North Korea earns between $200 million and $500 million dollars a year from overseas laborers, Collins added. 

884602572 North Korean migrants work on a construction site. Getty Images

But the resolution could simultaneously have a negative impact on Russia’s economy, Russian officials say. Russia is among the world's leading employers of North Korean workers, and North Korean migrants play an important role in the construction industry in Russia’s Far East. Moscow gave work visas to at least 24,000 North Koreans in 2017, according to the country’s Interior Ministry.

Russia’s ambassador to North Korea, Alexander Matsegora, told reporters Tuesday that there are at least 12,000 North Korean migrant workers in the country’s eastern Primorsky Krai region alone. Russia relies on North Korean labor to fill low-paid, dangerous construction jobs. A State Department report from 2017 said that North Koreans work like slaves in Russia and that some workers are subjected to forced labor.

Matsegora claims the allegations of forced labor are “complete nonsense,” but he conceded that Chinese laborers would be unwilling to take on the construction jobs because the pay is too low.

Last month, the head of Russia’s Far East region called on Moscow to allow around 10,000 North Koreans to remain in the country despite the sanctions.
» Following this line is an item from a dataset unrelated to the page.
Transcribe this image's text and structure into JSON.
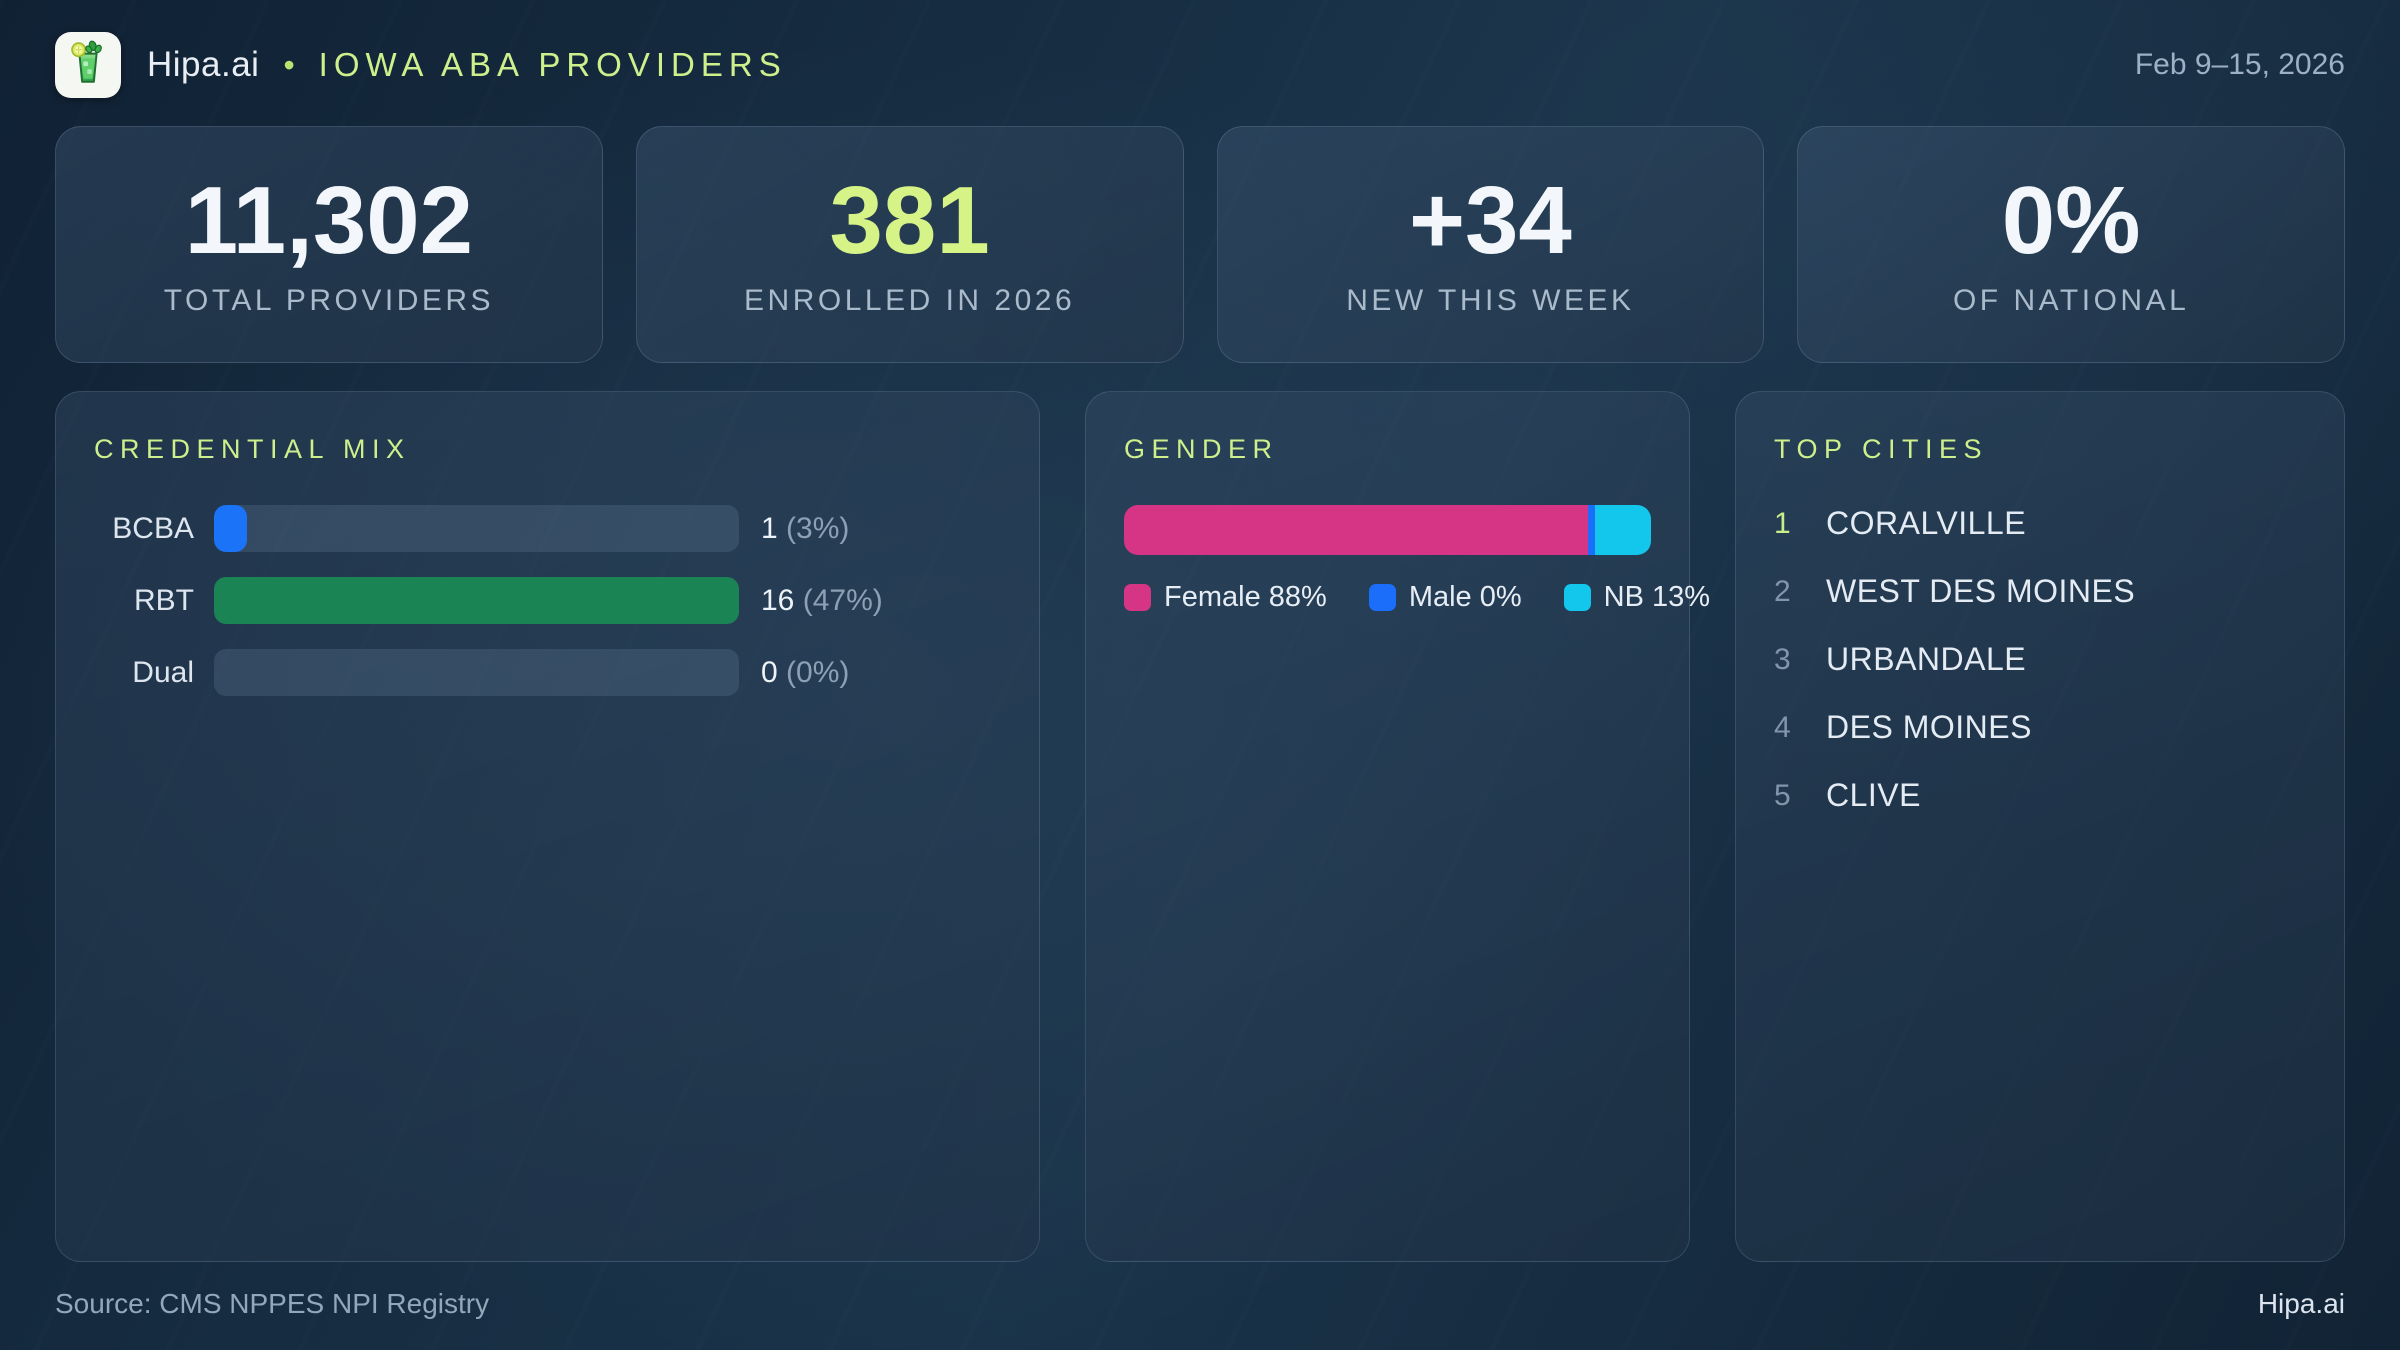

But Matsegora stressed that all North Korean workers will be expelled in compliance with the Security Council resolution, despite what he characterized as a “blow” to the Russian economy.

Still, some say there are reasons to doubt that Russia will follow through on its commitment.

“North Korea has sent laborers to work in logging camps in Siberia and the Russian Far East for decades, and in more recent years has also sent a growing number of laborers to work in sectors such as construction,” Daniel Wertz, a representative of the National Committee of North Korea, told Newsweek.

“There is reason to be skeptical about the depth of Russia's commitment to enforcing these sanctions,” he added. “Even if Moscow formally prohibits the employment of North Korean laborers, Russian authorities might ultimately turn a blind eye to the practice.”